An international consultant to global institutions, Pyakuryal possesses holistic and expansive knowledge that is augmented by his appointment as a Commissioner of the Independent South Asian Commission on Poverty Alleviation of SAARC. This enables him to be objective about SAARC’s most influential member and Nepal’s immediate neighbour – India.
“While the Indian aid relationship has been challenged due to strained political ties at times, the nexus of friendship and cooperation remains unbroken,” the ambassador affirms.
Pyakuryal believes that Nepal and India have a unique economic, social, cultural and religious dependence that’s not found among other SAARC member countries: “The integration process is strengthened by people to people contact through the 1,415-kilometre open border with unrestricted free movement. India’s foreign policy emphasises ‘neighbour first’ – and if this is the major foreign policy thrust, Nepal should be one of its strategic priorities.”

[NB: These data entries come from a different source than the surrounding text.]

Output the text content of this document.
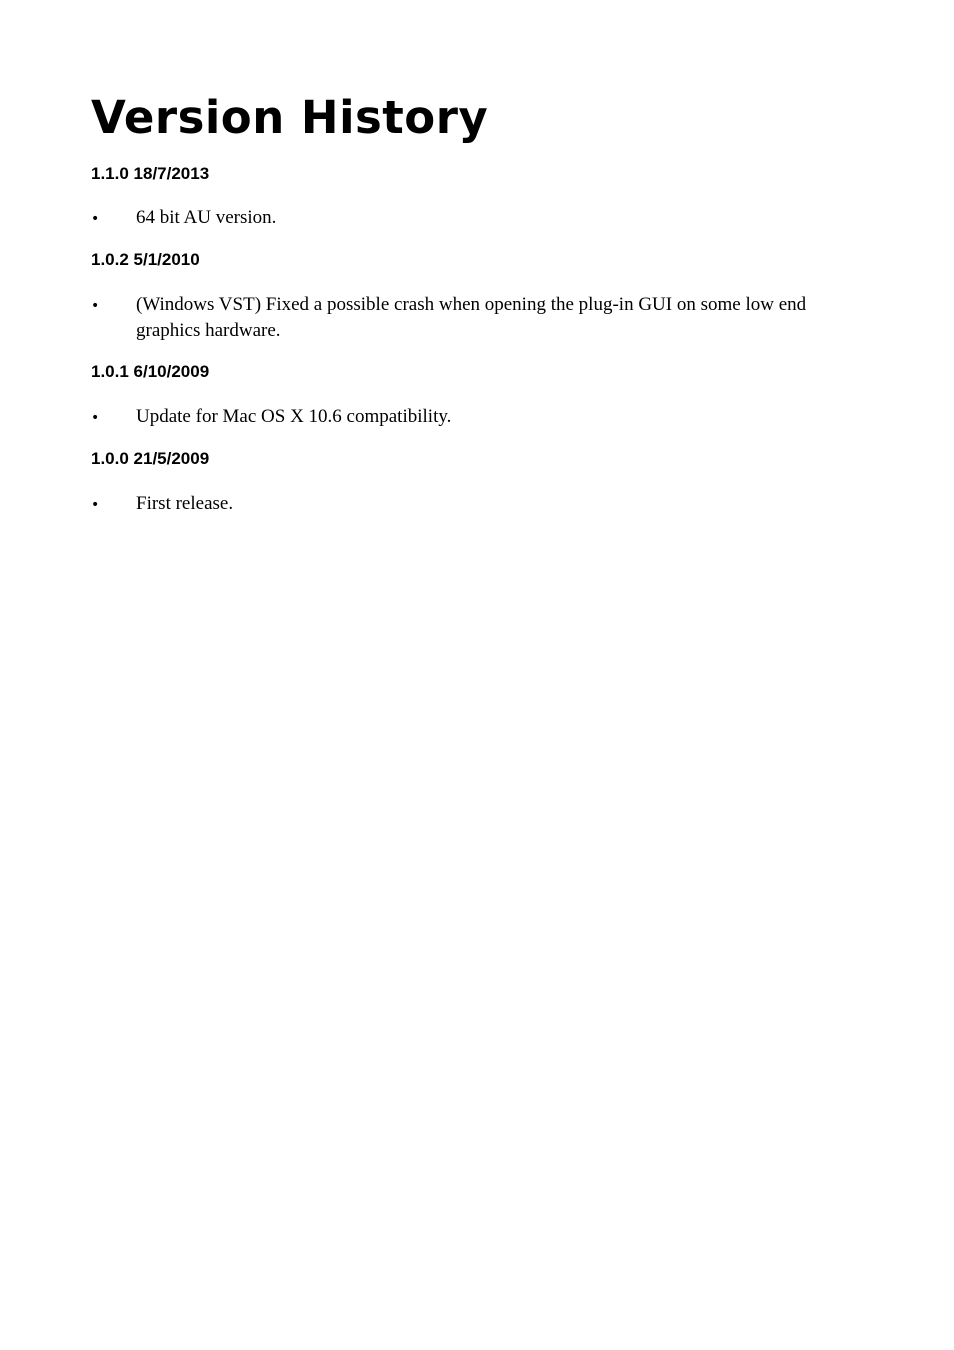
Version History
1.1.0 18/7/2013
• 64 bit AU version.
1.0.2 5/1/2010
• (Windows VST) Fixed a possible crash when opening the plug-in GUI on some low end graphics hardware.
1.0.1 6/10/2009
• Update for Mac OS X 10.6 compatibility.
1.0.0 21/5/2009
• First release.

Nepal celebrates 60 years of diplomatic ties with Sri Lanka this year. Describing the cultural and religious bond as being centuries old, Pyakuryal states that “Sri Lanka has been aggressively moving ahead to develop a centre of Buddhist scholarship and learning. As the birthplace of Lord Buddha, Nepal is happy that Buddhist institutions are being strengthened in Sri Lanka.”
The ambassador has organised interactions with various entities including academics, investors, and the public and private sectors, while pursuing the transfer of technology knowledge and skills in selected sectors. “We have begun sharing information on tariff structures, investment procedures and provisions of the new Foreign Investment and Technology Transfer Act 2016,” he reveals.
With the Government of Nepal identifying hydropower, road and transport infrastructure, tourism, agriculture, healthcare, education and ICT as key investment drivers, Pyakuryal urges Sri Lankan businesses to establish joint ventures.
He states: “Some key projects have already been approved; a chemical fertiliser plant, the Kathmandu Valley metro rail, a second international airport, an east-west electrified railways project, the east-west railways linked to the India project, Tamakoshi 3 hydropower project and Kathmandu Kulekhani tunnel road.”
While these initiatives may generate optimism, Pyakuryal views declining commodity exports, trade protectionism, policy uncertainty and financial market disruptions as threats to the global economy. Nevertheless, he perceives that the available data projects a strengthening global economy in 2017.
“China’s mission to double GDP by 2020 and the One Belt One Road Initiative point to the possibility of creating business opportunities in Asia, Africa and Europe. With the modest recovery envisaged by the United Nations, there could be a revival in global demand,” he concludes.